Since Chinese characters are not phonetic, it is impossible to translate a Western name into Chinese. Thus, Westerners who plan to interact with the Chinese world, need new names that can be written with Chinese characters. Many people choose names which sound like their Western names. Often, a Chinese friend can help them choose a name that is suitable and does not sound like something bad (imagine having a name you think means something cool, but sounds almost exactly the same as “rape”). Since I have no close Chinese friends, this name is very much the result of my own thinking, although I am indebted to certain people for useful help (you know who you are).

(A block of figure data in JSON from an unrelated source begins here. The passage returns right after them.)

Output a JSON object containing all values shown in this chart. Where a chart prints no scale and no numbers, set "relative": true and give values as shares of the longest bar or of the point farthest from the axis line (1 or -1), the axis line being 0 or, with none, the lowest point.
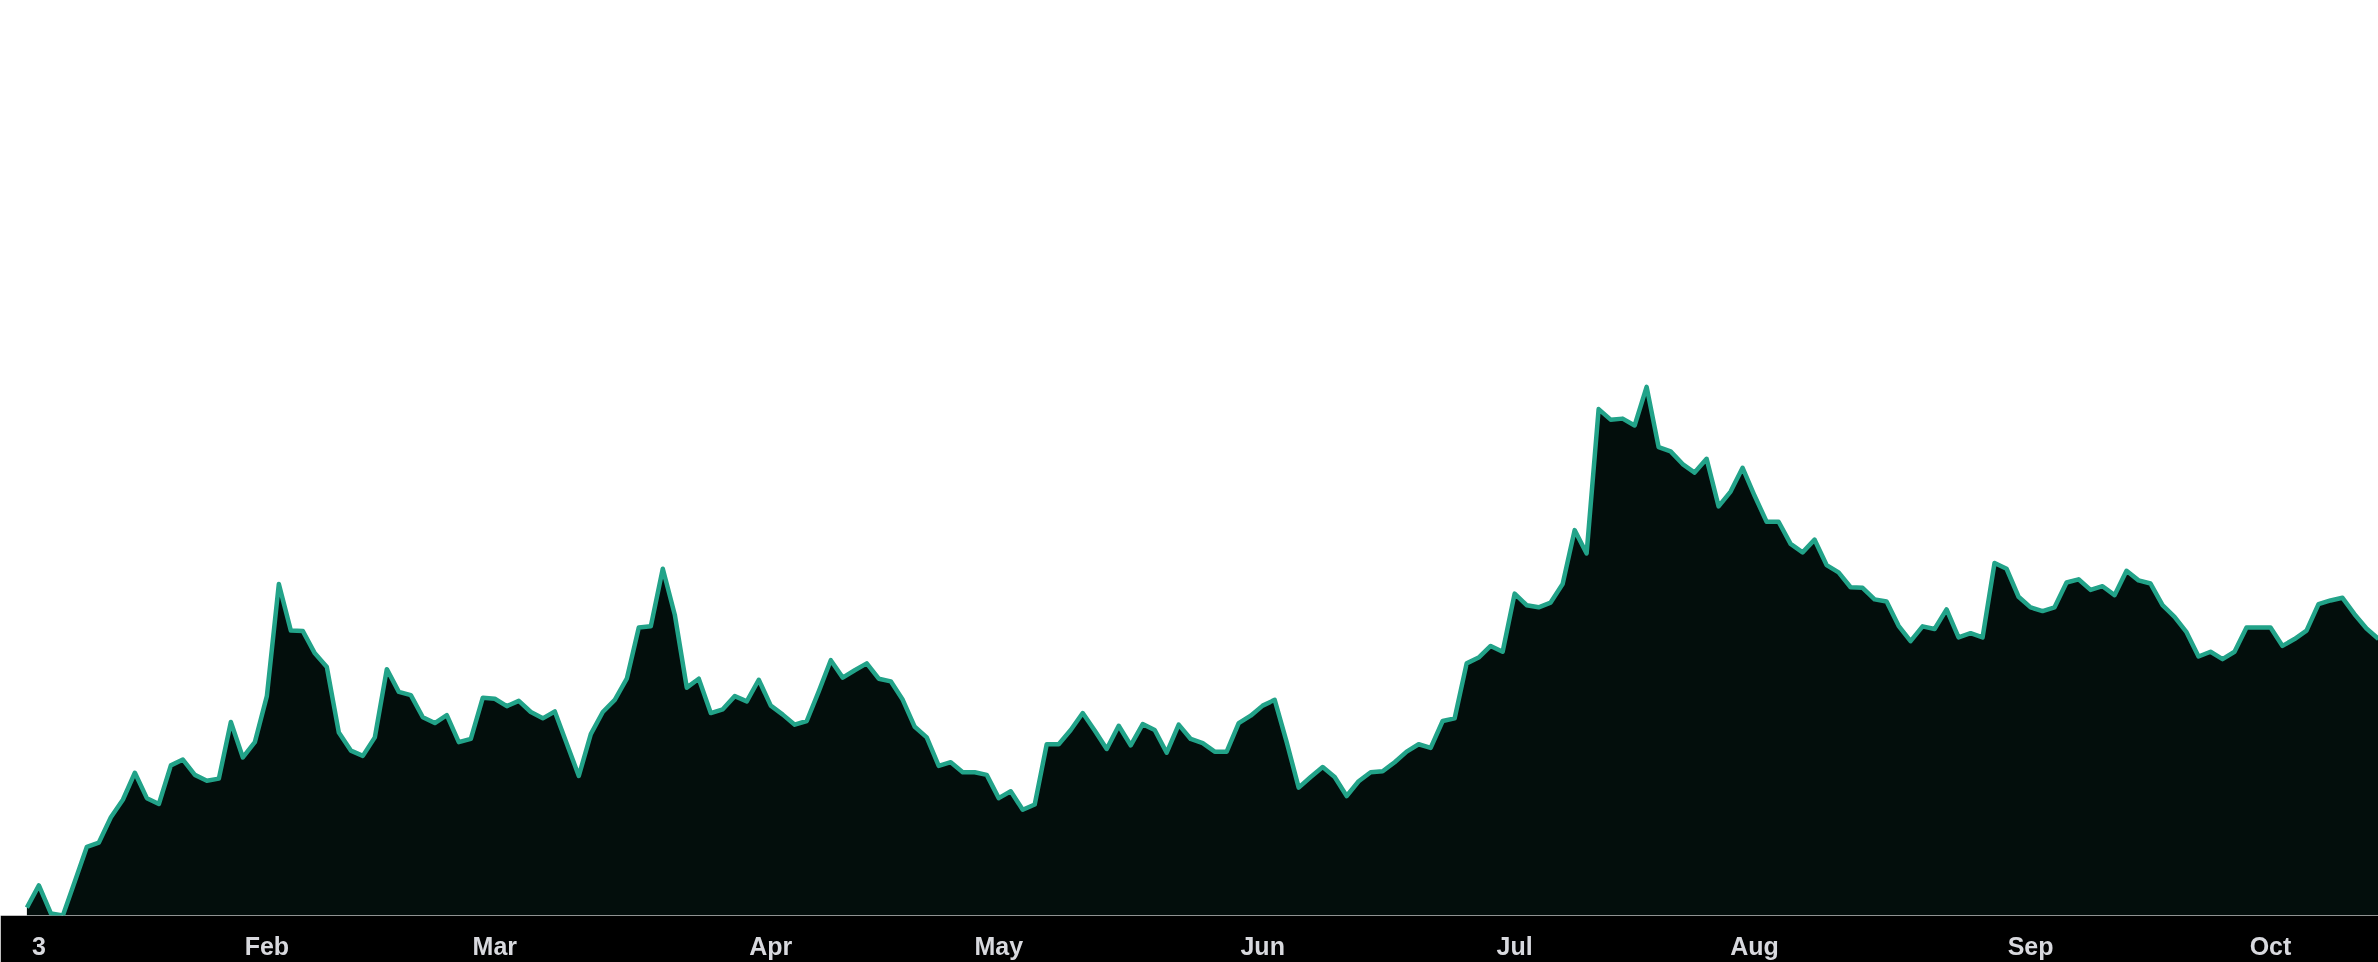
{
  "chart_data": {
    "type": "area",
    "relative": true,
    "color": "#22a389",
    "categories": [
      null,
      "3",
      null,
      null,
      null,
      null,
      null,
      null,
      null,
      null,
      null,
      null,
      null,
      null,
      null,
      null,
      null,
      null,
      null,
      null,
      "Feb",
      null,
      null,
      null,
      null,
      null,
      null,
      null,
      null,
      null,
      null,
      null,
      null,
      null,
      null,
      null,
      null,
      null,
      null,
      "Mar",
      null,
      null,
      null,
      null,
      null,
      null,
      null,
      null,
      null,
      null,
      null,
      null,
      null,
      null,
      null,
      null,
      null,
      null,
      null,
      null,
      null,
      null,
      "Apr",
      null,
      null,
      null,
      null,
      null,
      null,
      null,
      null,
      null,
      null,
      null,
      null,
      null,
      null,
      null,
      null,
      null,
      null,
      "May",
      null,
      null,
      null,
      null,
      null,
      null,
      null,
      null,
      null,
      null,
      null,
      null,
      null,
      null,
      null,
      null,
      null,
      null,
      null,
      null,
      null,
      "Jun",
      null,
      null,
      null,
      null,
      null,
      null,
      null,
      null,
      null,
      null,
      null,
      null,
      null,
      null,
      null,
      null,
      null,
      null,
      null,
      null,
      "Jul",
      null,
      null,
      null,
      null,
      null,
      null,
      null,
      null,
      null,
      null,
      null,
      null,
      null,
      null,
      null,
      null,
      null,
      null,
      null,
      "Aug",
      null,
      null,
      null,
      null,
      null,
      null,
      null,
      null,
      null,
      null,
      null,
      null,
      null,
      null,
      null,
      null,
      null,
      null,
      null,
      null,
      null,
      null,
      "Sep",
      null,
      null,
      null,
      null,
      null,
      null,
      null,
      null,
      null,
      null,
      null,
      null,
      null,
      null,
      null,
      null,
      null,
      null,
      null,
      "Oct",
      null,
      null,
      null,
      null,
      null,
      null,
      null,
      null,
      null
    ],
    "values": [
      0.015,
      0.057,
      0.004,
      0,
      0.065,
      0.13,
      0.138,
      0.186,
      0.219,
      0.27,
      0.222,
      0.211,
      0.284,
      0.295,
      0.266,
      0.255,
      0.259,
      0.366,
      0.299,
      0.328,
      0.415,
      0.627,
      0.539,
      0.538,
      0.496,
      0.47,
      0.346,
      0.312,
      0.302,
      0.337,
      0.466,
      0.423,
      0.417,
      0.375,
      0.364,
      0.379,
      0.328,
      0.334,
      0.412,
      0.41,
      0.396,
      0.406,
      0.385,
      0.373,
      0.386,
      0.325,
      0.264,
      0.343,
      0.385,
      0.408,
      0.448,
      0.545,
      0.547,
      0.656,
      0.569,
      0.431,
      0.448,
      0.383,
      0.39,
      0.415,
      0.405,
      0.446,
      0.397,
      0.38,
      0.361,
      0.368,
      0.424,
      0.483,
      0.45,
      0.464,
      0.477,
      0.448,
      0.443,
      0.408,
      0.357,
      0.337,
      0.283,
      0.29,
      0.271,
      0.271,
      0.266,
      0.222,
      0.235,
      0.2,
      0.21,
      0.324,
      0.324,
      0.351,
      0.383,
      0.35,
      0.315,
      0.359,
      0.322,
      0.362,
      0.351,
      0.308,
      0.361,
      0.334,
      0.326,
      0.31,
      0.31,
      0.364,
      0.378,
      0.397,
      0.408,
      0.328,
      0.242,
      0.262,
      0.281,
      0.262,
      0.226,
      0.254,
      0.271,
      0.273,
      0.29,
      0.31,
      0.324,
      0.317,
      0.368,
      0.373,
      0.477,
      0.488,
      0.51,
      0.499,
      0.609,
      0.587,
      0.583,
      0.592,
      0.627,
      0.729,
      0.685,
      0.958,
      0.938,
      0.94,
      0.927,
      1.0,
      0.886,
      0.878,
      0.854,
      0.838,
      0.864,
      0.774,
      0.802,
      0.847,
      0.794,
      0.745,
      0.745,
      0.703,
      0.687,
      0.711,
      0.663,
      0.649,
      0.621,
      0.62,
      0.598,
      0.594,
      0.548,
      0.519,
      0.547,
      0.542,
      0.579,
      0.526,
      0.534,
      0.526,
      0.667,
      0.656,
      0.603,
      0.583,
      0.576,
      0.583,
      0.63,
      0.636,
      0.616,
      0.623,
      0.606,
      0.652,
      0.634,
      0.628,
      0.587,
      0.565,
      0.536,
      0.49,
      0.499,
      0.485,
      0.499,
      0.545,
      0.545,
      0.545,
      0.51,
      0.523,
      0.539,
      0.589,
      0.596,
      0.601,
      0.57,
      0.543,
      0.523
    ]
  }
}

I decided to choose a family name which resembles my own, i.e. “Linge”. Since the character “凌” in Mandarin Chinese is pronounced “ling” and also happens to be a surname, it seemed a reasonable choice. The characters means “to soar”, which also connects nicely with the two characters of my personal name. They are “云” (traditional “雲”) and “龙” (traditional “龍”), which are pronounce “yun” and “long” (both with rising tones), and means “cloud” and “dragon” respectively.

Let me explain why I like this name. The dragon bit actually comes from a technique in the taijiquan sabre form, called Cloud Dragon Playing in Water. It has long been my favourite name of any technique, and I like the picture of a dragon playing in water, something I also happen to like quite a lot. Also, the family name combines nicely with the personal name, creating “soaring cloud dragon”.

The first two characters of the full name, “凌” and “云”, also forms part of an idiom, which in its entirety runs “壮志凌云”, and can roughly be translated as “goals reaching as high as the clouds”. I spend a decent amount of my energy trying to achieve my goals, which tend to be rather ambitious, making the name even more suitable.

After having checked with three native speakers of Chinese, and having received positive feedback on this name from all of them, I have decided to adopt this name. So, from now on, I do not have to say “Sorry, I have no Chinese name yet”, but can use “凌云龙” instead.